New Mineral In Meteorite Yamato 691

NASA scientists and their research partners from South Korea and Japan have identified a new mineral in meteorites Yamato 691, 4.5 billion year old meteorite discovered in Antarctica in 1969. The new mineral is named Wassonite.

His name is taken as a tribute to Johnson T Wasson, a professor at UCLA (University of California, Los Angeles), known as the result of research on meteorites. The new identity of minerals has been approved by the International Mineralogical Association.

NASA scientist Keiko Nakamura said, "Wassonite is the only mineral formed from two elements, sulfur and titanium. However, this mineral has a unique crystal structure that has never been found in nature."

Identification of crystal structure Wassonite possible thanks to the progress of nanotechnology in one department of NASA's Johnson Space Center. Chemical properties and atomic structure viewed with the aid of electron microscope.

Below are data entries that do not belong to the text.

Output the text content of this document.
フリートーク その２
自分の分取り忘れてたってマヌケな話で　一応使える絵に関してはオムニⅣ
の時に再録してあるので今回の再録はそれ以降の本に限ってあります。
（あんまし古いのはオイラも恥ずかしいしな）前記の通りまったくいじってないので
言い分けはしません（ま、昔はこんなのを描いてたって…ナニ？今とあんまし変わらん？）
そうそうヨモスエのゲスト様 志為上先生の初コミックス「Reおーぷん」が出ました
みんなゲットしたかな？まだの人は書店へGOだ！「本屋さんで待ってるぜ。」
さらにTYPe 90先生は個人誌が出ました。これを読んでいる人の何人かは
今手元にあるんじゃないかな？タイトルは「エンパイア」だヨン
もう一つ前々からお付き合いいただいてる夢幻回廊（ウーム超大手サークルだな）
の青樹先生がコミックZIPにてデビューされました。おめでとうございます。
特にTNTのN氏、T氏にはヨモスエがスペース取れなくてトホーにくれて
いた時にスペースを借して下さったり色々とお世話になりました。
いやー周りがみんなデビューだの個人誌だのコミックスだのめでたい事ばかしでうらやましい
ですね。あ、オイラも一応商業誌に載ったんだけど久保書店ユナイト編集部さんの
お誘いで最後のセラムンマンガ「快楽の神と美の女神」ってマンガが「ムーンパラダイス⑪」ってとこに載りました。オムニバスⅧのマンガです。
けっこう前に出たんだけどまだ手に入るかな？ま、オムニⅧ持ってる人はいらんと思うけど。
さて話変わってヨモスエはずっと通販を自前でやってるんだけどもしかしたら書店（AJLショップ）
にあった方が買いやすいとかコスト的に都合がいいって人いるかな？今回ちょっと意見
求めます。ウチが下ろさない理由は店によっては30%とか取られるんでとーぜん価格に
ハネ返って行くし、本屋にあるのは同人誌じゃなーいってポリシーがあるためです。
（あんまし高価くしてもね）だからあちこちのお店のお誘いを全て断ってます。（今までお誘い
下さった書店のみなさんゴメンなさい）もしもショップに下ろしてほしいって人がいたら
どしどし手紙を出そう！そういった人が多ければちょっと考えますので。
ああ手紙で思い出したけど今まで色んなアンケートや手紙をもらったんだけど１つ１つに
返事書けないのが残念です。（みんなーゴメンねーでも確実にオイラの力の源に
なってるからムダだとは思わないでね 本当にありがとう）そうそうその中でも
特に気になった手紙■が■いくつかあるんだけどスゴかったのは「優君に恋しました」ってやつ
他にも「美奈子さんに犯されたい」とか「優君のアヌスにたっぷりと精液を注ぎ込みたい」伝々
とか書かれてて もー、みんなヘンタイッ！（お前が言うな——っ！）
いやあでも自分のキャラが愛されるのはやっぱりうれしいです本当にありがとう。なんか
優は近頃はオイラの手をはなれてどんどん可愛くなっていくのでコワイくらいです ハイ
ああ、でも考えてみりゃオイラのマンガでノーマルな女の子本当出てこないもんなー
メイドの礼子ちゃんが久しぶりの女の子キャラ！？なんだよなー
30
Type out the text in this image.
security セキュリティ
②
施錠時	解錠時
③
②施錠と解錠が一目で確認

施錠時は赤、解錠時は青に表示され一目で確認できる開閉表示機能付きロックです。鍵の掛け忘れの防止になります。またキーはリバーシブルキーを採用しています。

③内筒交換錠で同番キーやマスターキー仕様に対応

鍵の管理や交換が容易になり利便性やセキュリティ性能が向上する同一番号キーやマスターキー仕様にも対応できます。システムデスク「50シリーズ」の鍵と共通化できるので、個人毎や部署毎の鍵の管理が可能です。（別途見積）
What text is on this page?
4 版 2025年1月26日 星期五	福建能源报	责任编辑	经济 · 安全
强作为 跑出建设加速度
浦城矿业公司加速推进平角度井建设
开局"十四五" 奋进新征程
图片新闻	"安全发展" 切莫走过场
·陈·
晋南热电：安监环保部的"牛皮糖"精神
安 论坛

Lindsay Keller of NASA's Johnson Space Center said, "Meteorites and minerals contained in it is a window to understand the solar system. By examining it, we can now understand the condition of the solar system and process that will take place."

Yamato 691 meteorite is a meteorite thought to originate from asteroids between Mars and Jupiter. The meteorite was found by members of the Japanese Antarctic Research Expedition on Mount Yamato.